Trying to live as the French live
We are in the village of Montmaur, as shown by the green marker. It is southeast of Toulouse. The villages of Villefranche-de-Lauragais (where our closest big supermarket is) and Revel (where the best local markets are) can both be seen on this map.
Village of St Felix de Lauragais - about 10 mins away. |
Part of the appeal of being in one place for a longer period was to get to know the area and to see how locals spend their time. Our nearest village, Montmaur, is tiny yet has a growing population. One of the markers for “village status” seems to be the presence of a boulangerie … a bakery. There isn’t one in Montmaur, yet 18 new apartments have just sold off the plan in this tiny place! Map-france.com tells me the population was 153 people in 2007!
There appears to be great appeal to living in a small village, full of old buildings. In the case of Montmaur, the new apartments are actually in a 13th century castle! Montmaur claims to be 45 mins from Toulouse, but we suspect that its only 45 mins if you drive there at 3am in the morning, at breakneck speed! 55-60 minutes is much more realistic!
So many of the villages still maintain the old buildings. Its hard to estimate how old they are, but certainly as far back as the 16the century and earlier. The houses are just a metre or so from the road - no footpaths, yet many still squeeze pot plants and flowers into their tiny gaps. Most have shutters, as well as small windows. Colours are very much the different hues of orange - from quite pale to rich, strong terracotta colours.
I love the pot plants squeezed onto the tiny footpath. This is the main road through Montmaur. |
Each village has a sign announcing the name of the village as you approach; then as you leave, it has another sign with a line through it to inform you that the village is finished! Most villages have a square of some sort. In Revel, it is a large square and that is where the markets are held each week. Montmaur didn't quite have a square, but it did have a "rectangle" near the centre of town. A couple of times, we saw groups of older men playing the French game of boules there, often late in the afternoon. Made us chuckle!

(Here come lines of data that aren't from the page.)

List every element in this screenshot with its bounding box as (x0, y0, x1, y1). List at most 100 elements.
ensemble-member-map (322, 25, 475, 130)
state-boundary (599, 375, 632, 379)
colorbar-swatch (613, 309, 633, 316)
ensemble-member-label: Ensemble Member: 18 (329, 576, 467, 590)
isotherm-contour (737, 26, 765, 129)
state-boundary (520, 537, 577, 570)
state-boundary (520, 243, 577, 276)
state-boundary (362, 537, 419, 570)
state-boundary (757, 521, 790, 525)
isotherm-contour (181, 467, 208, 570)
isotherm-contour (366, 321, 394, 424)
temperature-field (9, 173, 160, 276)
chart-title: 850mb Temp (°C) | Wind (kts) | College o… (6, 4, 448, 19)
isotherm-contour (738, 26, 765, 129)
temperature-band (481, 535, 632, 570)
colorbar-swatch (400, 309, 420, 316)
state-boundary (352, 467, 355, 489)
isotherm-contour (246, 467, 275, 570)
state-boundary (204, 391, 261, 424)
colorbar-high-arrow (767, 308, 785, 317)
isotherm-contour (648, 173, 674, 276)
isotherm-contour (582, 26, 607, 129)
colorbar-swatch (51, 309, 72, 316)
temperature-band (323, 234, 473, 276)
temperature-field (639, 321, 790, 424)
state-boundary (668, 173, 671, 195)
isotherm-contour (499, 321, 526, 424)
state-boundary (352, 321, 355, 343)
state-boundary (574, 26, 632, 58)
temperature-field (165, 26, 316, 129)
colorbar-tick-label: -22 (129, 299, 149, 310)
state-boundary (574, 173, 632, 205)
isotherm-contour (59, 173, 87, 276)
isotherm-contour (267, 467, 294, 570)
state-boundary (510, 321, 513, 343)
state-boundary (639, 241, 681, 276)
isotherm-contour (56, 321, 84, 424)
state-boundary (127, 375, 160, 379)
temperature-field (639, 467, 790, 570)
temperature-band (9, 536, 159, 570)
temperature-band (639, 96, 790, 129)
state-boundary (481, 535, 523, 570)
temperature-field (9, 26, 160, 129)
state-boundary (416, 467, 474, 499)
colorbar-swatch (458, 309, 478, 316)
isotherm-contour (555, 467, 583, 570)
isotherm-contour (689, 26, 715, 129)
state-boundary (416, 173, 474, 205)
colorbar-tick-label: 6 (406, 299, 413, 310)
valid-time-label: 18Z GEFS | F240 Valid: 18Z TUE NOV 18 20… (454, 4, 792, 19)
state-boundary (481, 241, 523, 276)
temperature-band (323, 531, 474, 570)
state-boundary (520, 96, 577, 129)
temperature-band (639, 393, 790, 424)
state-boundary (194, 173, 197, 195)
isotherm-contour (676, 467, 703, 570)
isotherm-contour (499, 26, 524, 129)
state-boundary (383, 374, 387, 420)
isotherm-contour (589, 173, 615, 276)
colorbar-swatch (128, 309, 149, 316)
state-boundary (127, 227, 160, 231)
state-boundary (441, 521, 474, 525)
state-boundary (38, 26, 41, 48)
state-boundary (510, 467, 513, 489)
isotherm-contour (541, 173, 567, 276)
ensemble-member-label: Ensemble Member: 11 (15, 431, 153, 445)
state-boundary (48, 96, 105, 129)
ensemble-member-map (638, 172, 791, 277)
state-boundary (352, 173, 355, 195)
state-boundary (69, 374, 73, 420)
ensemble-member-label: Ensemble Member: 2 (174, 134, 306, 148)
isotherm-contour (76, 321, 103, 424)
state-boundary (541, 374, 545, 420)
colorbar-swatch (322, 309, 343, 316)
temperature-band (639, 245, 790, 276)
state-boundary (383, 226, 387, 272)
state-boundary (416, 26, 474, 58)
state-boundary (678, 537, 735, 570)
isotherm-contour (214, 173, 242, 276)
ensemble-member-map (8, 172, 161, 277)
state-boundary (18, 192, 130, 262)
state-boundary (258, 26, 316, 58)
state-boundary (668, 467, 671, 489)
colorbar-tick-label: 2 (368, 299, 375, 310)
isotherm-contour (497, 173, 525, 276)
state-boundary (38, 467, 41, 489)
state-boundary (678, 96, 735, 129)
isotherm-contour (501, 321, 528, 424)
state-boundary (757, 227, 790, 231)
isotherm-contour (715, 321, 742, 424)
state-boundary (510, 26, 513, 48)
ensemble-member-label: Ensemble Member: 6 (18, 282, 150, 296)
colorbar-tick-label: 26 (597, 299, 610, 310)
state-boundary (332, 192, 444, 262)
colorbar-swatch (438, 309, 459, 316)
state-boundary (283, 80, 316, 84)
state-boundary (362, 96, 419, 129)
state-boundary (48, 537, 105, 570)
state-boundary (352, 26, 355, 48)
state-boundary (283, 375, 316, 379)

and french specialities - cheese, pâtes, baguettes, Toulouse sausage and plenty of seasonal fruit and vegetables. Mushroom linguine for dinner was the result of our market trip this morning!
Snails! They were very popular! |
There were several food varieties available at the markets - the most distinctive being the snails! The waft of garlic hit you before you saw the snails, but they truly were snails bubbling away in this massive pot. It was a very popular stall and though we were offered a taste, we all declined ... much to the amusement of the locals!
Some of the other foods available ....
We love all the images associated with the markets as they seem to epitomise all that we’ve read about markets. Plenty of fresh food, direct from the seller; sellers who are passionate about their food and how to cook it; great instructions on how to cook it (despite me saying I don’t speak French) and the locals sitting around the edge of the square, drinking their coffees … and beer, and wine …. no need to wait until wine o'clock here... wine is drunk at any hour!
One of our highlights has been attending some local trash and treasure markets on Sunday. Known in French as 'vide grenier', which literally means emptying the attic, these were amazing. In the village of Saint-Julia, which according to map-France.com only has 117 people, this village came alive with hundreds of people coming to the stalls. You could buy everything from old typewriters, clothes (a Yves St Laurent skirt and jacket - although it was 150 euro, so a little more expensive than most other options), kitchen bits and pieces, antiques, old farm equipment plus anything else you haven't thought about in months!
We had a very enjoyable morning wandering around this quaint village, chuckling at the variety of things available. Icecream at the end was great too!